Three Gorges Dam revises water regulations to help Chinese carp propagation | WWF China

Three Gorges Dam revises water regulations to help Chinese carp propagation

Posted on 22 June 2011
A carp jumps out of its bucket during a WWF ecofish harvesting project in Dongting Lake, central Yangtze.
© Yang Xiaowen
Beijing, China: In a significant step to minimize its ecological impacts on the central and lower Yangtze, the Three Gorges Dam (TGD) has revised its water regulations for the first time in order to meet the flow requirements of the Chinese carp and to serve their breeding requirements.

Over a week in June, the TGD added an additional 2000m3/s, about the amount of a common swimming pool, to its daily discharge to the downstream in an attempt to mimic rising waters, which is needed in order for Chinese carps to spawn.

The carps also require other particular hydrological conditions, such as sustained water temperatures above 18°C, a certain water level rising process and a certain flow velocity. But ever since the TGD was built the flow requirements needed for the Chinese carps has been impeded, affecting the reproduction possibilities of the carps.

“The Chinese carps usually spawn in the Yangtze from the end of April to the beginning of July,” says Mr. Zhao Yimin, Division Chief of the Yangtze Fishery Resources Commission (YFC). “But the TGD reservoir operates at a low water level from April to May every year, which has changed the hydrological and hydraulic conditions in the spawning sites, bringing negative impacts to the reproduction of the carps.”

About 60% of China’s freshwater fish production comes from the Yangtze, with four species of the Chinese carps (black, grass, bighead and silver carp – China's "Four Domesticated Fish") coming from the area. But overfishing, water pollution, disconnection between lakes and rivers, wetland reclamation, waterway modification and channelization, and unsustainable operation of water infrastructures have rapidly decreased the fishery resources in the Yangtze river basin over the past 30 years.

Since the1960s, the spawning scale of Chinese carps has decreased by 90%. According to research by the Yangtze River Fisheries Research Institute under the Chinese Academy of Fishery Sciences (CAFS), there has been an obvious decline of Chinese carps in the central Yangtze. In monitoring data collected in Jianli County of the central Yangtze, the annual average amount of baby fish fry has declined from 2.524 billion between 1997-2003 (before the water impoundment of the TGD), to 42 million in 2009. As a main delicacy in Chinese cuisine, as well as a robust carp population being as important indicator of the health of the eco-system, these statistics are a cry to help protect and replenish the Yangtze’s most economically important fishes.

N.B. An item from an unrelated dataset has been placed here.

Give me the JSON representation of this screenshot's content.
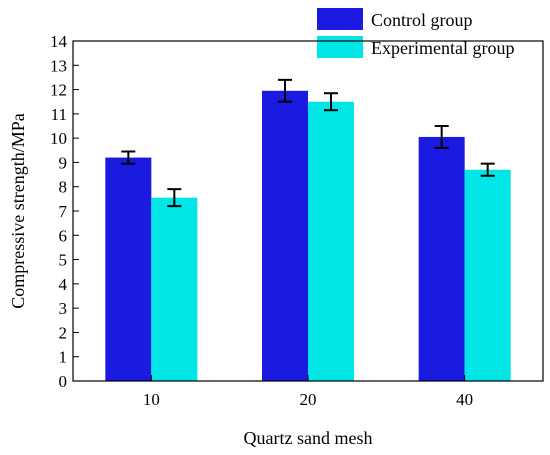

To help prevent any further decline of fishery resources, WWF along with the YFC, the Changjiang Water Resources Commission (CWRC), China Three Gorges Project Corporation (CTGPC), and The Nature Conservancy (TNC), are working together to implement a number of ecological operational guidelines, such as reconnecting river and lakes; measures to aid carp breeding (such as releasing baby fish fry, adult fish and live-bearing fish to rivers; and making sure that water is sufficiently provided and properly deployed in the Yangtze through E-Flows studies); as well as improving the TGD’s water regulation by developing ecological guidelines.

“We are very pleased to see the TGD begin its test of ecological operations,” says Dr. Zhu Chunquan, Conservation Director of Biodiversity and Operations of WWF-China. “It’s an important measure to minimize the TGD’s ecological impacts to the central and lower Yangtze.”

To help increase the overall ecosystem of the central and lower Yangtze, WWF is also calling for further work such as research on the impacts on the wetlands and migratory water birds in Dongting and Poyang lakes and mitigation measures through TGD’s operation; and conducting studies on E-Flows requirements for wetlands and aquatic flagship species and integrating these requirements into the TGD ecological operation guidelines.

“The test by the TGD is just the beginning,” says Dr. Zhu Chunquan. “WWF hopes monitoring data can be collected as the basis for further optimization and improvement of TGD operation guidelines.”

A carp jumps out of its bucket during a WWF ecofish harvesting project in Dongting Lake, central Yangtze.